Abstract
Category:
Diabetes; Trauma
Introduction/Purpose:
Ankle fractures in complex diabetic patients (target organ damage, obesity, and HBA1C > 8 mg/dl) are associated with serious complications. Good results have been reported with MIS techniques in patients at risk of soft tissue complications and with the use of early containment frames in patients with diabetic neuroarthropathy. Our objective was to evaluate a novel, minimally invasive management protocol with augmentation using ring external fixation.
Methods:
Retrospective IRB approved study including 18 complicated diabetic patients with bi- or trimalleolar ankle fractures with a minimum follow-up of one year. Fibular intramedullary fixation was performedand percutaneous screws were used for the medial and posterior malleolar fractures. The stability of the construct was increased by using a ring external fixator. Demographic data, AOFAS scores, and Lower Extremity Functional Score (LEFS) functional scales were obtained, as well as a record of complications during the complete follow-up and visual analog scale (VAS).
Results:
The mean age and HBA1C were 56 years (R:37-73) and 9.8 ± 2.5 mg/dl.

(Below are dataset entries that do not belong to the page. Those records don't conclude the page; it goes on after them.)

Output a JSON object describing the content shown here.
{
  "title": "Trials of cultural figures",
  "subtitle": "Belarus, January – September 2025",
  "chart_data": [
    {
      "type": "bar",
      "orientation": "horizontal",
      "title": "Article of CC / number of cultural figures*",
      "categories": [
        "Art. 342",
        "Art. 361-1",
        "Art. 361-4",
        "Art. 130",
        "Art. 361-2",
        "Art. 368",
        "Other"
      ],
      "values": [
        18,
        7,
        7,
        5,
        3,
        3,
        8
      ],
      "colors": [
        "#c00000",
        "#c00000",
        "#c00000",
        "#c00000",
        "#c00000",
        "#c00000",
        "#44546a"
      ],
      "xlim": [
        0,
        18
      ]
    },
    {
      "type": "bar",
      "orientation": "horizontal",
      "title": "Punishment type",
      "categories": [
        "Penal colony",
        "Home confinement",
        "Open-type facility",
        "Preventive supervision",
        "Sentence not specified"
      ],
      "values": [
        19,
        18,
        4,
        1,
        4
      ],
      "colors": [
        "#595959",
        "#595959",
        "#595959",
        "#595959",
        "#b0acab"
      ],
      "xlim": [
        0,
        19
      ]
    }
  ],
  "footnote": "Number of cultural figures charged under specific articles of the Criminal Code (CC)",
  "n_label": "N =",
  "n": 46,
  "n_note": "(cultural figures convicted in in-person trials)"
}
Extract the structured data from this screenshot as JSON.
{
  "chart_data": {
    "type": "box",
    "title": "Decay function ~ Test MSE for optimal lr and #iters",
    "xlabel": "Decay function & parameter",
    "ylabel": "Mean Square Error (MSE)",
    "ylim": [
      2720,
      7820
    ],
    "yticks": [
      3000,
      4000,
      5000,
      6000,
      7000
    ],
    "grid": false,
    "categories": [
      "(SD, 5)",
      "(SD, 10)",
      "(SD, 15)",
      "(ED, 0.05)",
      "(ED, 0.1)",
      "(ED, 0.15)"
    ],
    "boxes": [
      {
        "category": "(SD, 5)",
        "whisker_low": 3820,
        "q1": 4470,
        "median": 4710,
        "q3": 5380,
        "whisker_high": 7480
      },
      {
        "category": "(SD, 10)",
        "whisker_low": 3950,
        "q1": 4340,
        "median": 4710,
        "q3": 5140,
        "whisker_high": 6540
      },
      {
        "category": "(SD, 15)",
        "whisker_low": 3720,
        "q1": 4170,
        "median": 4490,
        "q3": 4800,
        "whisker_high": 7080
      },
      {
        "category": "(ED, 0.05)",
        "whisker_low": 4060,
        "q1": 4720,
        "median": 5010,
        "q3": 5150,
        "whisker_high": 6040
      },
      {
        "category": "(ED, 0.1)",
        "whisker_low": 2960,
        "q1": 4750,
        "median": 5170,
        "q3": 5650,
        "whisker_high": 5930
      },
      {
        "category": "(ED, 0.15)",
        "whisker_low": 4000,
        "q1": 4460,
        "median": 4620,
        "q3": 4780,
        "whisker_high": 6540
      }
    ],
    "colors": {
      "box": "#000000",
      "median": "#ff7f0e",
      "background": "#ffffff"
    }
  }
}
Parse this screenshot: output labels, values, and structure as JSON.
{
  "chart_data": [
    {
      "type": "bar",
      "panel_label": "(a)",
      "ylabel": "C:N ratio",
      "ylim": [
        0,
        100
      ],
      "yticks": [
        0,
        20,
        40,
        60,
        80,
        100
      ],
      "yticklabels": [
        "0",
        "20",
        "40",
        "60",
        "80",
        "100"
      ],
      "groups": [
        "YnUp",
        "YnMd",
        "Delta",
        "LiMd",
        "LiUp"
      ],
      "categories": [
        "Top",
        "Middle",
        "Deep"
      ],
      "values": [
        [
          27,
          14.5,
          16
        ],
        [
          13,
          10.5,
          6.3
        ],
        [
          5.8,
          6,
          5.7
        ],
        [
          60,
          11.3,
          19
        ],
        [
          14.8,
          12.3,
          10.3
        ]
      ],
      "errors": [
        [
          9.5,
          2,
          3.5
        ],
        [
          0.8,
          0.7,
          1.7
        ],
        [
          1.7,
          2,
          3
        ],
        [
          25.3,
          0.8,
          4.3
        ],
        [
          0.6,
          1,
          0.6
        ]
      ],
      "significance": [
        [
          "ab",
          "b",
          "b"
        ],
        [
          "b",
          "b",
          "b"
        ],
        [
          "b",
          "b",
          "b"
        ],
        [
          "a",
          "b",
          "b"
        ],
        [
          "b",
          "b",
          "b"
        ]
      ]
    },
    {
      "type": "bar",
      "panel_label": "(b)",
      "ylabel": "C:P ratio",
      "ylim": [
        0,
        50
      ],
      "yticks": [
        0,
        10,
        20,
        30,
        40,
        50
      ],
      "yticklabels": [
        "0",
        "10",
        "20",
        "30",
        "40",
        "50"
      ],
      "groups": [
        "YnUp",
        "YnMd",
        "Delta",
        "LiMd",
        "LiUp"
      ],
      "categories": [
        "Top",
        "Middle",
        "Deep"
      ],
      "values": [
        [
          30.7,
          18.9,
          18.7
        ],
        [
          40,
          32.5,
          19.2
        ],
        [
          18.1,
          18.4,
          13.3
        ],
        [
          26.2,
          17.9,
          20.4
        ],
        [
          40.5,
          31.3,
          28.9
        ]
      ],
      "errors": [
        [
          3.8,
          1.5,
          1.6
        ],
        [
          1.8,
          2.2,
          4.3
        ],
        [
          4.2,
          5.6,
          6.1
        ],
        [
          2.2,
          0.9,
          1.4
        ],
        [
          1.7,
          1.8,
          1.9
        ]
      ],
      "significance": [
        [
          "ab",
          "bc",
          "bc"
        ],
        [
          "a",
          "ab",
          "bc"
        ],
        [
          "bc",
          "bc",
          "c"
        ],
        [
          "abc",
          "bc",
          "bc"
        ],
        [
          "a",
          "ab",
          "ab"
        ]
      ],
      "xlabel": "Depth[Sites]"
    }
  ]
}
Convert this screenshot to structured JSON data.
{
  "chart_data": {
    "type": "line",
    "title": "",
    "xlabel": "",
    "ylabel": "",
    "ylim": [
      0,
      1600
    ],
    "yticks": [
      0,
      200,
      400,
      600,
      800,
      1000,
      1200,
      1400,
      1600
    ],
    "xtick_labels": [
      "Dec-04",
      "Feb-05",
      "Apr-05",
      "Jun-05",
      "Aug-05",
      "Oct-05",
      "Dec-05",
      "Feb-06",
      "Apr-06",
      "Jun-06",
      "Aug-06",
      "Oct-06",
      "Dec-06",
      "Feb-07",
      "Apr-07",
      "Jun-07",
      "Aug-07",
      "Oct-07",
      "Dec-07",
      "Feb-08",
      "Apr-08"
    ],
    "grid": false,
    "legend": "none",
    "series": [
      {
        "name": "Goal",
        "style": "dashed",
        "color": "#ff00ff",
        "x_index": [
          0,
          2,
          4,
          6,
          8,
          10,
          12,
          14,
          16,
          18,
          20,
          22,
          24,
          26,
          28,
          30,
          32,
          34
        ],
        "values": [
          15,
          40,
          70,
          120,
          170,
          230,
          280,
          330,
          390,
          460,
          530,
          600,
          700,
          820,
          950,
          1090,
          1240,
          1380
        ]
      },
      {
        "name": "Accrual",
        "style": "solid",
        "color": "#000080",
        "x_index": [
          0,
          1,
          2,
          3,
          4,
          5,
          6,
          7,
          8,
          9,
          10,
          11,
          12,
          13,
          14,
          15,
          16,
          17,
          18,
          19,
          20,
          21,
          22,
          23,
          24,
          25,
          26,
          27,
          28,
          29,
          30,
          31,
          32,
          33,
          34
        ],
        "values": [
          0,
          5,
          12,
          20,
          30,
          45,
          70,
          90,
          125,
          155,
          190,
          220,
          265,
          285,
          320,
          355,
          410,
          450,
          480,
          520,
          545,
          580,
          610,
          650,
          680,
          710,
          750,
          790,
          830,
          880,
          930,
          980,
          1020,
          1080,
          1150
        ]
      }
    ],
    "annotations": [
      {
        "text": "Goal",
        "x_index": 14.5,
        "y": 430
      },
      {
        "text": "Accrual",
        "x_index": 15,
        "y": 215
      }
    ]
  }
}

The external fixator time was 12.3 weeks (6-28) with complete healing in of 16/18 patients (89%) at 12.6 weeks (R:8-24). The average AOFAS was 79 (R:67-97), LEFS was 61.8% (R37.5-90). The mean postoperative VAS score was 4.4/10. The most frequent complication was superficial pin infections (38.8%) and there was one case of secondary Charcot Neuroarthropathy. No deep infections or wound dehiscence was observed.
Conclusion:
This minimally invasive fixation technique with augmentation is a safe alternative for complex diabetic patients with poor metabolic control and high HBA1C values. In our patients, we achieved high union rates according to what is reported in the literature, with a low incidence of major complications and acceptable functional results.